L'entreprise réussit grâce à son habile tolérance
de laisser enseigner le Coran, de 7 à 8 heures du matin. L'école
compte, en 1854, deux cent dix mahométans et douze Français.
Grâce à Depeille, à partir de 1852, des bourses
d'apprentissage auprès de patrons européens sont fondées
qu'apprécient fort les familles. En présence du gouverneur,
ont lieu, à Djama-Kébir, les distributions des prix. Mais
en 1857, le 14 mars, un décret paraît, annonçant
la création d'un collège arabe-français lequel,
sur la fin de l'année, s'inaugure en un bâtiment de la
place d'Isly qui deviendra, dans la suite, quartier général
de la division du 19e Corps. Le directeur est M. Perron, venu du Caire,
où ses connaissances en arabe l'avaient, pour l'administration
fait placer à la tête de l'École de médecine
(Desprez). Un arrêté du 18 décembre nomme sous-directeur
du collège M. Depeille, à qui succéderont, en la
maison de la rue Porte-Neuve, MM. Destrées et Colomba. Bientôt
est appelé à la direction du collège l'orientaliste
Cherbonneau qui, avec Depeille, imprime à l'institution une féconde
activité.
Parmi la clientèle de l'établissement, se comptent nombre
de fils de caïds, d'aghas, gages en réalité, destinés
à répondre de la fidélité de leurs pères.

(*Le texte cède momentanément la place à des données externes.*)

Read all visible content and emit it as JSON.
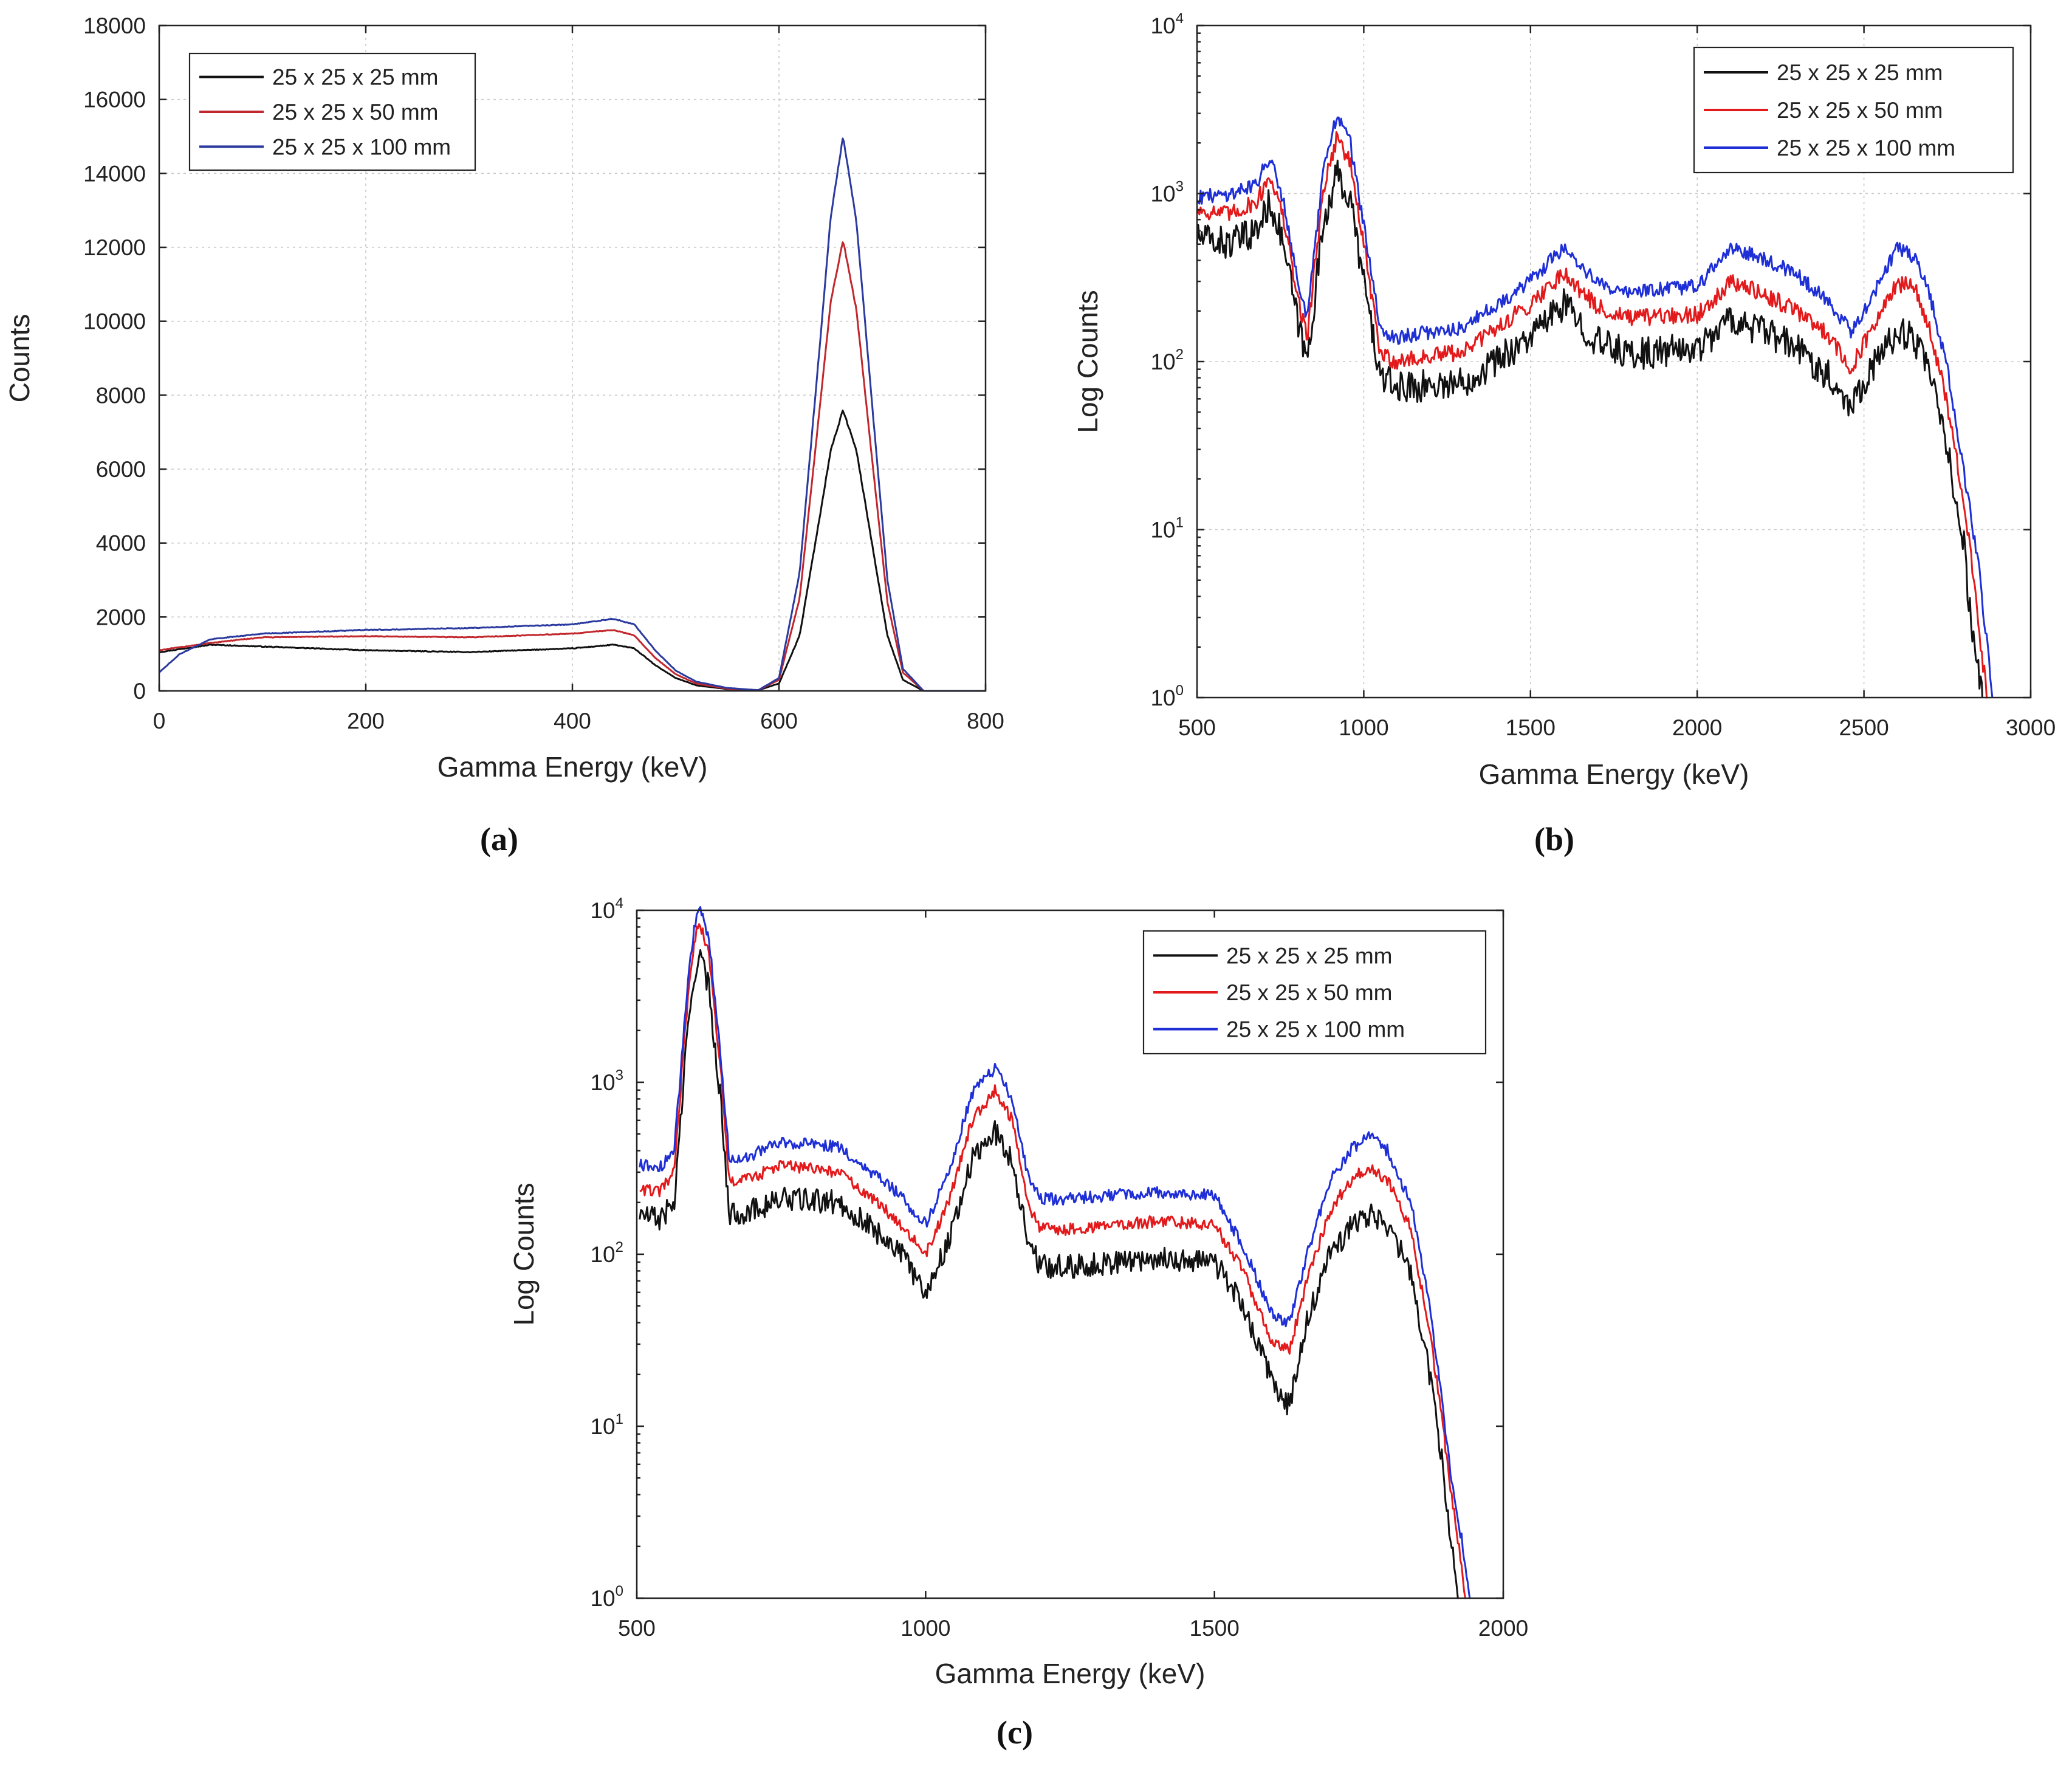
{
  "chart_data": [
    {
      "id": "a",
      "panel_label": "(a)",
      "type": "line",
      "xlabel": "Gamma Energy (keV)",
      "ylabel": "Counts",
      "xlim": [
        0,
        800
      ],
      "ylim": [
        0,
        18000
      ],
      "yscale": "linear",
      "grid": true,
      "legend_position": "top-left",
      "x_ticks": [
        {
          "value": 0,
          "label": "0"
        },
        {
          "value": 200,
          "label": "200"
        },
        {
          "value": 400,
          "label": "400"
        },
        {
          "value": 600,
          "label": "600"
        },
        {
          "value": 800,
          "label": "800"
        }
      ],
      "y_ticks": [
        {
          "value": 0,
          "label": "0"
        },
        {
          "value": 2000,
          "label": "2000"
        },
        {
          "value": 4000,
          "label": "4000"
        },
        {
          "value": 6000,
          "label": "6000"
        },
        {
          "value": 8000,
          "label": "8000"
        },
        {
          "value": 10000,
          "label": "10000"
        },
        {
          "value": 12000,
          "label": "12000"
        },
        {
          "value": 14000,
          "label": "14000"
        },
        {
          "value": 16000,
          "label": "16000"
        },
        {
          "value": 18000,
          "label": "18000"
        }
      ],
      "series": [
        {
          "name": "25 x 25 x 25 mm",
          "color": "#111111",
          "x": [
            0,
            50,
            100,
            200,
            300,
            400,
            440,
            460,
            480,
            500,
            520,
            550,
            580,
            600,
            620,
            640,
            650,
            662,
            675,
            690,
            705,
            720,
            740,
            800
          ],
          "y": [
            1050,
            1250,
            1200,
            1100,
            1050,
            1150,
            1250,
            1150,
            700,
            350,
            150,
            50,
            20,
            200,
            1500,
            4800,
            6500,
            7600,
            6500,
            4000,
            1500,
            300,
            0,
            0
          ],
          "noise": 0.05
        },
        {
          "name": "25 x 25 x 50 mm",
          "color": "#c1272d",
          "x": [
            0,
            50,
            100,
            200,
            300,
            400,
            440,
            460,
            480,
            500,
            520,
            550,
            580,
            600,
            620,
            640,
            650,
            662,
            675,
            690,
            705,
            720,
            740,
            800
          ],
          "y": [
            1100,
            1300,
            1450,
            1480,
            1450,
            1550,
            1650,
            1500,
            900,
            450,
            200,
            60,
            20,
            300,
            2500,
            7800,
            10500,
            12200,
            10300,
            6300,
            2400,
            500,
            0,
            0
          ],
          "noise": 0.04
        },
        {
          "name": "25 x 25 x 100 mm",
          "color": "#2b3a9e",
          "x": [
            0,
            20,
            50,
            100,
            200,
            300,
            400,
            440,
            460,
            480,
            500,
            520,
            550,
            580,
            600,
            620,
            640,
            650,
            662,
            675,
            690,
            705,
            720,
            740,
            800
          ],
          "y": [
            500,
            1000,
            1400,
            1550,
            1650,
            1700,
            1800,
            1950,
            1800,
            1100,
            550,
            250,
            80,
            20,
            350,
            3200,
            9500,
            12800,
            15000,
            12700,
            7800,
            3000,
            600,
            0,
            0
          ],
          "noise": 0.04
        }
      ]
    },
    {
      "id": "b",
      "panel_label": "(b)",
      "type": "line",
      "xlabel": "Gamma Energy (keV)",
      "ylabel": "Log Counts",
      "xlim": [
        500,
        3000
      ],
      "ylim": [
        1,
        10000
      ],
      "yscale": "log",
      "grid": true,
      "legend_position": "top-right",
      "x_ticks": [
        {
          "value": 500,
          "label": "500"
        },
        {
          "value": 1000,
          "label": "1000"
        },
        {
          "value": 1500,
          "label": "1500"
        },
        {
          "value": 2000,
          "label": "2000"
        },
        {
          "value": 2500,
          "label": "2500"
        },
        {
          "value": 3000,
          "label": "3000"
        }
      ],
      "y_ticks": [
        {
          "value": 1,
          "base": "10",
          "exp": "0"
        },
        {
          "value": 10,
          "base": "10",
          "exp": "1"
        },
        {
          "value": 100,
          "base": "10",
          "exp": "2"
        },
        {
          "value": 1000,
          "base": "10",
          "exp": "3"
        },
        {
          "value": 10000,
          "base": "10",
          "exp": "4"
        }
      ],
      "series": [
        {
          "name": "25 x 25 x 25 mm",
          "color": "#111111",
          "x": [
            500,
            600,
            680,
            720,
            760,
            800,
            830,
            880,
            920,
            960,
            1000,
            1050,
            1100,
            1300,
            1500,
            1600,
            1700,
            1800,
            2000,
            2100,
            2200,
            2300,
            2400,
            2460,
            2520,
            2600,
            2650,
            2700,
            2750,
            2800,
            2820,
            2840,
            2855
          ],
          "y": [
            550,
            500,
            600,
            900,
            500,
            180,
            100,
            700,
            1300,
            900,
            300,
            80,
            70,
            75,
            140,
            220,
            130,
            110,
            120,
            180,
            150,
            120,
            80,
            55,
            90,
            150,
            140,
            80,
            30,
            8,
            3,
            1.5,
            1
          ],
          "noise": 0.22
        },
        {
          "name": "25 x 25 x 50 mm",
          "color": "#e31a1c",
          "x": [
            500,
            600,
            680,
            720,
            760,
            800,
            830,
            880,
            920,
            960,
            1000,
            1050,
            1100,
            1300,
            1500,
            1600,
            1700,
            1800,
            2000,
            2100,
            2200,
            2300,
            2400,
            2460,
            2520,
            2600,
            2650,
            2700,
            2750,
            2800,
            2830,
            2850,
            2870
          ],
          "y": [
            800,
            750,
            900,
            1300,
            700,
            250,
            140,
            1100,
            2200,
            1500,
            500,
            110,
            100,
            115,
            220,
            340,
            210,
            180,
            190,
            300,
            250,
            200,
            140,
            90,
            150,
            290,
            280,
            150,
            55,
            14,
            5,
            2,
            1
          ],
          "noise": 0.12
        },
        {
          "name": "25 x 25 x 100 mm",
          "color": "#1f2fd6",
          "x": [
            500,
            600,
            680,
            720,
            760,
            800,
            830,
            880,
            920,
            960,
            1000,
            1050,
            1100,
            1300,
            1500,
            1600,
            1700,
            1800,
            2000,
            2100,
            2200,
            2300,
            2400,
            2460,
            2520,
            2600,
            2650,
            2700,
            2750,
            2800,
            2840,
            2865,
            2885
          ],
          "y": [
            950,
            1000,
            1150,
            1700,
            900,
            320,
            180,
            1400,
            3000,
            2000,
            650,
            150,
            140,
            160,
            300,
            480,
            290,
            260,
            280,
            470,
            410,
            330,
            220,
            150,
            230,
            480,
            420,
            240,
            90,
            22,
            7,
            2.5,
            1
          ],
          "noise": 0.1
        }
      ]
    },
    {
      "id": "c",
      "panel_label": "(c)",
      "type": "line",
      "xlabel": "Gamma Energy (keV)",
      "ylabel": "Log Counts",
      "xlim": [
        500,
        2000
      ],
      "ylim": [
        1,
        10000
      ],
      "yscale": "log",
      "grid": false,
      "legend_position": "top-right",
      "x_ticks": [
        {
          "value": 500,
          "label": "500"
        },
        {
          "value": 1000,
          "label": "1000"
        },
        {
          "value": 1500,
          "label": "1500"
        },
        {
          "value": 2000,
          "label": "2000"
        }
      ],
      "y_ticks": [
        {
          "value": 1,
          "base": "10",
          "exp": "0"
        },
        {
          "value": 10,
          "base": "10",
          "exp": "1"
        },
        {
          "value": 100,
          "base": "10",
          "exp": "2"
        },
        {
          "value": 1000,
          "base": "10",
          "exp": "3"
        },
        {
          "value": 10000,
          "base": "10",
          "exp": "4"
        }
      ],
      "series": [
        {
          "name": "25 x 25 x 25 mm",
          "color": "#111111",
          "x": [
            505,
            540,
            565,
            585,
            600,
            610,
            625,
            645,
            660,
            700,
            750,
            850,
            950,
            1000,
            1040,
            1080,
            1120,
            1150,
            1180,
            1200,
            1250,
            1400,
            1500,
            1550,
            1600,
            1630,
            1660,
            1700,
            1740,
            1770,
            1800,
            1840,
            1870,
            1890,
            1905,
            1915,
            1922
          ],
          "y": [
            170,
            160,
            200,
            1500,
            4500,
            5300,
            3500,
            800,
            170,
            180,
            210,
            200,
            110,
            60,
            120,
            350,
            520,
            350,
            110,
            85,
            85,
            95,
            90,
            50,
            18,
            13,
            40,
            100,
            150,
            170,
            145,
            80,
            22,
            8,
            3,
            1.5,
            1
          ],
          "noise": 0.16
        },
        {
          "name": "25 x 25 x 50 mm",
          "color": "#e31a1c",
          "x": [
            505,
            540,
            565,
            585,
            600,
            610,
            625,
            645,
            660,
            700,
            750,
            850,
            950,
            1000,
            1040,
            1080,
            1120,
            1150,
            1180,
            1200,
            1250,
            1400,
            1500,
            1550,
            1600,
            1630,
            1660,
            1700,
            1740,
            1770,
            1800,
            1840,
            1870,
            1890,
            1910,
            1925,
            1935
          ],
          "y": [
            240,
            230,
            300,
            2300,
            7000,
            8300,
            5500,
            1200,
            260,
            280,
            330,
            300,
            160,
            100,
            200,
            600,
            900,
            600,
            180,
            140,
            140,
            155,
            150,
            80,
            30,
            28,
            70,
            180,
            280,
            320,
            270,
            140,
            40,
            14,
            4,
            1.8,
            1
          ],
          "noise": 0.08
        },
        {
          "name": "25 x 25 x 100 mm",
          "color": "#1f2fd6",
          "x": [
            505,
            540,
            565,
            585,
            600,
            610,
            625,
            645,
            660,
            700,
            750,
            850,
            950,
            1000,
            1040,
            1080,
            1120,
            1150,
            1180,
            1200,
            1250,
            1400,
            1500,
            1550,
            1600,
            1630,
            1660,
            1700,
            1740,
            1770,
            1800,
            1840,
            1870,
            1890,
            1910,
            1930,
            1942
          ],
          "y": [
            330,
            320,
            400,
            2800,
            8500,
            10000,
            6800,
            1500,
            350,
            380,
            450,
            420,
            230,
            150,
            300,
            850,
            1200,
            800,
            260,
            210,
            210,
            230,
            220,
            110,
            45,
            40,
            100,
            270,
            420,
            480,
            400,
            200,
            55,
            18,
            5,
            2,
            1
          ],
          "noise": 0.08
        }
      ]
    }
  ]
}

Le costume adopté comporte une culotte bleue, une veste amarante
écussonnée de deux croissants d'or et une chéchia
à longue cloche.
Comme Cherbonneau, Depeille professe. Suivirent ainsi ses leçons
: Houdas devenu inspecteur général; Machuel, Scheer
nouvel apôtre de l'enseignement indigène sous le recteur
Jeanmaire; Fatah; Ben Sedira; Omar Brimath futur professeur de la Médersa;
Ahmed Brimath futur interprète militaire; Mohammed et Brahim
(interprètes judiciaires), tous fils de Hassen Brimath premier
directeur de ladite Médersa et aëul de l'actuel directeur
Alata, arrivé dans l'armée au grade d'interprète
principal; l'avoué Dupuy; le préfet Pétrelle; Folco,
Lavanchy.
Le collège est l'objet d'une particulière sollicitude
de la part du gouvernement. Le 4 mars 1858, viennent le visiter le maréchal
et la maréchale Randon.
Le 4 mars 1859, le général Yusuf y accompagne les grands
chefs indigènes qui, étonnés, constatent la vie
toute fraternelle qu'y mènent les jeunes musulmans avec leurs
condisciples européens.
Le 29 mai 1860, le sous-gouverneur, vicomte de Martimprey, reçoit
les collégiens en sa campagne, où leur est servi un lunch,
dont la vicomtesse fait elle- même les honneurs. Sont présents
Yusuf et le recteur Delacroix.
Le 9 mai 1865, c'est la venue de l'Empereur.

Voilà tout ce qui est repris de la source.